Today the median Black family’s wealth is about one-tenth that of a white family, with no progress made in 70 years. Nearly one half of poor Black children live in deeply impoverished neighborhoods, four times the rate of poor white children. The impacts are malignant and multi-generational. Upward mobility is frozen for generations of Blacks.
These same neighborhoods are food deserts with limited access to nutritional and affordable food, have fewer primary care physicians, fewer bookstores and literacy experiences, more airborne pollutants because of traffic congestion and disproportionately sited industrial facilities, more overcrowded living arrangements, neglected playgrounds, underfunded schools, greater peril in situations with police and criminal justice, and higher COVID rates and deaths. All of these underclass living conditions are largely due to intentional segregated housing policy of federal, state and local governments.

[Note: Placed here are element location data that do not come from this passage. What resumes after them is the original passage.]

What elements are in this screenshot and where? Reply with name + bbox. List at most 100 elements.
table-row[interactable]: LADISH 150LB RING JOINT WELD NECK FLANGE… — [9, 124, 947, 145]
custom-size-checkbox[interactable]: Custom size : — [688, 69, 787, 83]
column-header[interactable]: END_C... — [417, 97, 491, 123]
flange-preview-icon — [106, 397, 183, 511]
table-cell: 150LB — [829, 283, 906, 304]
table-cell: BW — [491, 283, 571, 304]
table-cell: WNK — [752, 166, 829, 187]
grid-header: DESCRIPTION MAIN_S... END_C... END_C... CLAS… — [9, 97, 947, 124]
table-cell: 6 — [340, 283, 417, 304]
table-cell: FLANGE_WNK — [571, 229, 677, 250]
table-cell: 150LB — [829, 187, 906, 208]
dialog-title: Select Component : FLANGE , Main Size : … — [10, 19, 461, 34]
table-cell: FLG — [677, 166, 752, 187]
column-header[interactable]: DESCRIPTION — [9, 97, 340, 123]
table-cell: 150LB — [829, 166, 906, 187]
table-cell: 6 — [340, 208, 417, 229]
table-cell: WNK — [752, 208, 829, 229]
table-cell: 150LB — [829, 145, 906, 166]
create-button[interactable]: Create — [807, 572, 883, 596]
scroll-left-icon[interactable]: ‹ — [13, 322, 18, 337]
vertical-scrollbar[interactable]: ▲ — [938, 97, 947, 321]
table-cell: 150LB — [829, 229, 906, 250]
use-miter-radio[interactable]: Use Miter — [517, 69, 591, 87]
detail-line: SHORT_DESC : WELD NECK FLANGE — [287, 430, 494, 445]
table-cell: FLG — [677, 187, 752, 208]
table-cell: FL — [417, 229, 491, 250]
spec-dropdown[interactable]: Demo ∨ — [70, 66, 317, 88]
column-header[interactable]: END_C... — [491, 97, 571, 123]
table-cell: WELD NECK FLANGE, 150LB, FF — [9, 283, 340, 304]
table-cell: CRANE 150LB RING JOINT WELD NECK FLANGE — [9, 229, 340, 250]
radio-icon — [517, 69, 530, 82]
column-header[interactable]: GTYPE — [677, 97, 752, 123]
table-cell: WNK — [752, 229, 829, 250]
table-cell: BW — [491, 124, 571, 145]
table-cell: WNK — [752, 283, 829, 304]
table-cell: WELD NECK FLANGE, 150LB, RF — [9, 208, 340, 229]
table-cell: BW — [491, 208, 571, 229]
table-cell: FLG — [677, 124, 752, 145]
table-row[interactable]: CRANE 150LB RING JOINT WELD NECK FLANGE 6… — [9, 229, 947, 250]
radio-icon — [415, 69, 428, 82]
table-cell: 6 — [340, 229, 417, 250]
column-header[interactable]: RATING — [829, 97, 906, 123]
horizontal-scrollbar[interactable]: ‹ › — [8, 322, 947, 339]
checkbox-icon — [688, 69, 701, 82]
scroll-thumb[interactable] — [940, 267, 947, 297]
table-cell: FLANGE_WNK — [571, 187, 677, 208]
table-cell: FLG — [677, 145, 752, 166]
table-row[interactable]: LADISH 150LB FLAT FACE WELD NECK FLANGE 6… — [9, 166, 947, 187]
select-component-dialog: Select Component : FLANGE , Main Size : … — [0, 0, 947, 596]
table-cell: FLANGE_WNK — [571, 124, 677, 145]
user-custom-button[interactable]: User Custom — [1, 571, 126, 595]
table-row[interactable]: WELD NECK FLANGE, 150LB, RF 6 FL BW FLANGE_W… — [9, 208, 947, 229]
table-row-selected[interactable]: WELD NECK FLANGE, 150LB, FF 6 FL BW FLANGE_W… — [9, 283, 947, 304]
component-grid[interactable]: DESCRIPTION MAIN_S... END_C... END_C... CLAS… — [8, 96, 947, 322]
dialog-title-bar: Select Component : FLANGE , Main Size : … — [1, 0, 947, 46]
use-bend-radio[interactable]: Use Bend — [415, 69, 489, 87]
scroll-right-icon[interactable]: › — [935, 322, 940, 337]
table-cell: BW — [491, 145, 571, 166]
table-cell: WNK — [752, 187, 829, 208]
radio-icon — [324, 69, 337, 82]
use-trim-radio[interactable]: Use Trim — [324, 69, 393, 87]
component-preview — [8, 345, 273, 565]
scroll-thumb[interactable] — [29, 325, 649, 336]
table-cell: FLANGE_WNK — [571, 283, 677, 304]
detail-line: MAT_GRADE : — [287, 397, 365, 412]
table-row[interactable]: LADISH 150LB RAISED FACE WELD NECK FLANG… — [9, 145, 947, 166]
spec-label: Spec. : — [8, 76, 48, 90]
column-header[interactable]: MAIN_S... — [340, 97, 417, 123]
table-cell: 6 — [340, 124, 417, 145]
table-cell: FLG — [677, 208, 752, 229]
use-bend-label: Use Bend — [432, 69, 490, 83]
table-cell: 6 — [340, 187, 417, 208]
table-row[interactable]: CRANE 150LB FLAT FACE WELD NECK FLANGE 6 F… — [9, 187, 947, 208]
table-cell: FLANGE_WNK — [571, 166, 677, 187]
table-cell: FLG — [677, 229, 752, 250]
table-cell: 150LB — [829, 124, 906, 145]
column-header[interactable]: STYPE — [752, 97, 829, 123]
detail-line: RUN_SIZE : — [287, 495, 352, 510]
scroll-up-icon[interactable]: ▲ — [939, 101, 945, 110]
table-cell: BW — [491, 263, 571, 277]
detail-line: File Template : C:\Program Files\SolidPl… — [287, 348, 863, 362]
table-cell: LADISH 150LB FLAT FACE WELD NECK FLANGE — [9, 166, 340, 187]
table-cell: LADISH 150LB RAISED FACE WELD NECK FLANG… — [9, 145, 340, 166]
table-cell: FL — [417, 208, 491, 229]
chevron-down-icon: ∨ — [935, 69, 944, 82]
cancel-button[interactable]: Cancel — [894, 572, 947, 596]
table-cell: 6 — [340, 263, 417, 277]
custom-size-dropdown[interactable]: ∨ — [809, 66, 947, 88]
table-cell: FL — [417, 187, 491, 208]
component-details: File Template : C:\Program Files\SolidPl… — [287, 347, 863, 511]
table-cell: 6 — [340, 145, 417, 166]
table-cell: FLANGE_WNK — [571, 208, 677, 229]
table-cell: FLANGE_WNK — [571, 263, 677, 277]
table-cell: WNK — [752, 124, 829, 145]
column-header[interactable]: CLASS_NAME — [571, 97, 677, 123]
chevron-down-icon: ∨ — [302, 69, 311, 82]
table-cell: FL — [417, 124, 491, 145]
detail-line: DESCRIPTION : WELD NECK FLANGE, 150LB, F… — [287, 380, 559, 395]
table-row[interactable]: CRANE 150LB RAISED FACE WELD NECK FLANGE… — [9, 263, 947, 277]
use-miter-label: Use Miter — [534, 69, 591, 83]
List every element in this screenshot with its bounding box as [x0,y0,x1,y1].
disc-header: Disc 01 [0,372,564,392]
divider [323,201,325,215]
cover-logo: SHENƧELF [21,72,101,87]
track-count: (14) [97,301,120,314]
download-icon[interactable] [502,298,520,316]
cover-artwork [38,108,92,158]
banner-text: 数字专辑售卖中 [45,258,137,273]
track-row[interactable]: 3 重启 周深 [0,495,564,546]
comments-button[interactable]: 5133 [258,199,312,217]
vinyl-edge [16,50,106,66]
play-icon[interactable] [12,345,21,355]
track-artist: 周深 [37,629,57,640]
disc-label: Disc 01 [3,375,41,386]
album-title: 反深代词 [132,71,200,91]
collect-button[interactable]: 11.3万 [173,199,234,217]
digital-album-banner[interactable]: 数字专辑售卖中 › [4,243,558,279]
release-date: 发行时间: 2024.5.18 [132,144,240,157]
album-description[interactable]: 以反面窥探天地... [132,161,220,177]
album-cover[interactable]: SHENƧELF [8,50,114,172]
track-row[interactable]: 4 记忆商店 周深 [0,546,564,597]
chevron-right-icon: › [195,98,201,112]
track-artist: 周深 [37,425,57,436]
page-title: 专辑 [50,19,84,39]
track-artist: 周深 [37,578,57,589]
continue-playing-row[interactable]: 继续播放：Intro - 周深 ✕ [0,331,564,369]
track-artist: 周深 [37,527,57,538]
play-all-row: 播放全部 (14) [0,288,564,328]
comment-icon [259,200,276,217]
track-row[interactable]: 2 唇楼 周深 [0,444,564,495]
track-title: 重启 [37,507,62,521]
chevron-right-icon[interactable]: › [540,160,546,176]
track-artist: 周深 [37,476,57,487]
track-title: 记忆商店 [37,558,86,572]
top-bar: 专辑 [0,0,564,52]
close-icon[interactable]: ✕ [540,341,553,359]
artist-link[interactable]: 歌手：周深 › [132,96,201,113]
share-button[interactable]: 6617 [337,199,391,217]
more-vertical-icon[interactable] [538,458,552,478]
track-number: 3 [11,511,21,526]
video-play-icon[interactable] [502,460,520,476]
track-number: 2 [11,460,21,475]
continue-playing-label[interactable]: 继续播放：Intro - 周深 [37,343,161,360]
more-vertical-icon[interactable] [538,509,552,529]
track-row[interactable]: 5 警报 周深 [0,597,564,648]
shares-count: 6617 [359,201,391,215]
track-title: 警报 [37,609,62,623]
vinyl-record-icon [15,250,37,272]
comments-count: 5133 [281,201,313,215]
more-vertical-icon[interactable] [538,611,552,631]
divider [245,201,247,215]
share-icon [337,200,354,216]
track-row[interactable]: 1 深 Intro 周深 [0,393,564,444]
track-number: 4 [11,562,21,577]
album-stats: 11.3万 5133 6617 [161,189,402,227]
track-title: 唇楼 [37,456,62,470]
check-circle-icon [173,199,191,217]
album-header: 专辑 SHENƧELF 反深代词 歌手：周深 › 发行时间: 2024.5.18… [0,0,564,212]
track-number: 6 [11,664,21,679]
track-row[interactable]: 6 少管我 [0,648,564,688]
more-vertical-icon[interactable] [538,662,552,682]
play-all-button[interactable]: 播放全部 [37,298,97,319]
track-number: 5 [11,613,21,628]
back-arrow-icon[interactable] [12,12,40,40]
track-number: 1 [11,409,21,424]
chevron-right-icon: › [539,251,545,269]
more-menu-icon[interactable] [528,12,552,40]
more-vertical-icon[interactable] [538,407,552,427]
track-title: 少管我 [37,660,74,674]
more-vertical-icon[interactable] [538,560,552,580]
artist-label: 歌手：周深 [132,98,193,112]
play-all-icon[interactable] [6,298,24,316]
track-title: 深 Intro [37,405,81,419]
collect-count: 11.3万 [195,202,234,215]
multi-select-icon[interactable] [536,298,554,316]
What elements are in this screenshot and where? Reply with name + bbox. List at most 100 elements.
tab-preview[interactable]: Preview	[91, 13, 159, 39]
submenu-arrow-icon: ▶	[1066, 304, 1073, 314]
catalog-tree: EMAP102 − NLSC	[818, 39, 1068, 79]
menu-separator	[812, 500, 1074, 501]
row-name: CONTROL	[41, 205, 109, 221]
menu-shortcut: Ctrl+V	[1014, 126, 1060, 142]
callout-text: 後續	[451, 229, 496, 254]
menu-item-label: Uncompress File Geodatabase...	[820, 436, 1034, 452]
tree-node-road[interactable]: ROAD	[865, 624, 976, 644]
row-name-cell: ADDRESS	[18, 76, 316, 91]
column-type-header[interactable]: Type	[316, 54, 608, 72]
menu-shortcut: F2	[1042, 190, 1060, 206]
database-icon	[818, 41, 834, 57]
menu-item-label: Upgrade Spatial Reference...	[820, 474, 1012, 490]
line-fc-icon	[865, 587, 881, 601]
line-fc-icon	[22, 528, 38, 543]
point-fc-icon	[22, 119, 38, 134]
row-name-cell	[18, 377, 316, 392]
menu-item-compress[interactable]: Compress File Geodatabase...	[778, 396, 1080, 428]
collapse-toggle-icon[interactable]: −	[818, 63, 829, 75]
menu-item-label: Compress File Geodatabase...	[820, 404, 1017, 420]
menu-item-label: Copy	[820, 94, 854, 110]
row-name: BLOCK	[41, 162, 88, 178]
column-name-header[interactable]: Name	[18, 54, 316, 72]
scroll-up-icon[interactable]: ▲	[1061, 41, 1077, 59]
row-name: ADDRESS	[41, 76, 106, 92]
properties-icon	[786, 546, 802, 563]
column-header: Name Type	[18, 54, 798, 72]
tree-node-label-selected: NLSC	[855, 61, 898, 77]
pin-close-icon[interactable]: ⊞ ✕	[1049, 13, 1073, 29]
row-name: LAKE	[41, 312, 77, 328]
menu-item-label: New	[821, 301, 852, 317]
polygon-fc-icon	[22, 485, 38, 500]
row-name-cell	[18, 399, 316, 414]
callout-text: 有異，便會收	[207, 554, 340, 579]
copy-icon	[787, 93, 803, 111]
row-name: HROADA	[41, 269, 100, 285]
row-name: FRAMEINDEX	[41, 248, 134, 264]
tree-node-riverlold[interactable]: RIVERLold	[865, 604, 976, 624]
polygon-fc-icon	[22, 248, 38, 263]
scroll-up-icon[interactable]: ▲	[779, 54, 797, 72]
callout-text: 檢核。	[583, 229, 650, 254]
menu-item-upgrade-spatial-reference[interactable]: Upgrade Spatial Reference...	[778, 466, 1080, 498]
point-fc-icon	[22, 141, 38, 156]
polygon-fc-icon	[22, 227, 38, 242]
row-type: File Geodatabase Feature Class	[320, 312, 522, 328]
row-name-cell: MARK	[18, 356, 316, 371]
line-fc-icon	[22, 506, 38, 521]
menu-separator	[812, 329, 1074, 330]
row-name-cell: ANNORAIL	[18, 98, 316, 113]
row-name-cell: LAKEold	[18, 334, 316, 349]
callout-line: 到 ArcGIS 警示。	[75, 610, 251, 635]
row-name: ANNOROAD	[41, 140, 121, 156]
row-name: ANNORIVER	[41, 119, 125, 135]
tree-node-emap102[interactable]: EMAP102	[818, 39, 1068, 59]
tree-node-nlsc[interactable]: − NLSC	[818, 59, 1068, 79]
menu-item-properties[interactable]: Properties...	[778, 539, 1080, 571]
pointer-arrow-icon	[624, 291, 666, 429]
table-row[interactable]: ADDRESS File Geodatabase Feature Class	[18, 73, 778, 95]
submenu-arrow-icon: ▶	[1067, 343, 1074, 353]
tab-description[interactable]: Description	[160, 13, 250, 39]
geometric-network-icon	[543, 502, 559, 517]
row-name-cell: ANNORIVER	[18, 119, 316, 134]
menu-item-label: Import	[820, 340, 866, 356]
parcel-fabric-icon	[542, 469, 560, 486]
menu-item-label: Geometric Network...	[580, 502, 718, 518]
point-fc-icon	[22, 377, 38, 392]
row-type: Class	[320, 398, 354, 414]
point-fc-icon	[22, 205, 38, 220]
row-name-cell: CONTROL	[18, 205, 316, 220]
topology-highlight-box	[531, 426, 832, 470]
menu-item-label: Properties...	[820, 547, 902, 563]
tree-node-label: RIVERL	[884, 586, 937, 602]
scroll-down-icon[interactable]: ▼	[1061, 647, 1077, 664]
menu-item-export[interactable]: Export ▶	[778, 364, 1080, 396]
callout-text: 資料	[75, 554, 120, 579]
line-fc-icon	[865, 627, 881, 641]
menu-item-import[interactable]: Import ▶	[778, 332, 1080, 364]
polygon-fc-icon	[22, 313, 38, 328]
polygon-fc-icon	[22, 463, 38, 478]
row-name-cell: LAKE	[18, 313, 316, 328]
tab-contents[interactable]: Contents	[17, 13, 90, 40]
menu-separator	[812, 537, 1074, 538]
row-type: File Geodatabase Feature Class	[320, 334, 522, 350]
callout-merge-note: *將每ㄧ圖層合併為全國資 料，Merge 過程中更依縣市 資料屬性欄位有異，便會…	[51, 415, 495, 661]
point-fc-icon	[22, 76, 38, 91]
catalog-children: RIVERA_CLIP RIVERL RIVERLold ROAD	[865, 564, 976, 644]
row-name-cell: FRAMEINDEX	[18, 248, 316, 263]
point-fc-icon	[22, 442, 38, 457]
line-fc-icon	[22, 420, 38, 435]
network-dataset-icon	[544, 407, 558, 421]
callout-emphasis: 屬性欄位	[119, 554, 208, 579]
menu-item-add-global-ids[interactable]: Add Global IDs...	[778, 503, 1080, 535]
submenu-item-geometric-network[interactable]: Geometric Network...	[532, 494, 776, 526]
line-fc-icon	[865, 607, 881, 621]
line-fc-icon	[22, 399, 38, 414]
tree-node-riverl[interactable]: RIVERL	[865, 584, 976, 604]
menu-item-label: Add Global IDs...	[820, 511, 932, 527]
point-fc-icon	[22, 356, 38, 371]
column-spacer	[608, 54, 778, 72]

Remedies are needed, and our government owes them. Nor is the idea new. The Civil Liberties Act of 1988 gave surviving Japanese Americans reparations and a formal apology by President Reagan for their incarceration during World War II. Though late and meager in amount, it is a precedent.
The color of law is strongest in making the case for the overarching role of government in creating a segregated country, which has deprived African Americans of upward mobility comparable to whites. The remedies Rothstein suggests are affirmative action in housing policy and practice, such as low-income Black families moving to lower-poverty neighborhoods with Section 8 housing vouchers. Another is states’ requiring developers to set aside units in middle-income housing developments for low-income families.
What the color of law does not do — but is essential for the housing policy remedies to succeed — is address how whites and Blacks move from being strangers to neighbors, who live well side-by-side. This will demand that whites commit to examining our conscious and unconscious racial attitudes. I highly recommend: “Let’s Talk Race: A Guide for White People” by Fern Johnson and Marlene Fine. Both former UMass professors are white mothers who together raised Black sons. As reviewers of this book wrote: “A solid and practical guide to having the necessary conversations that those of us who are white are so reluctant to have.” “… With a call for fearless speech and courageous listening, the authors refuse to be complicit with white silence, apathy and ignorance. … ” These capture my own perspective of this fine, insightful, educational book.
H. Patricia Hynes, retired professor of urban environmental health, is a board member of the Traprock Center for Peace and Justice in western Massachusetts. Haley Publishing, of Athol, is publishing her new book, “Hope but Demand Justice.”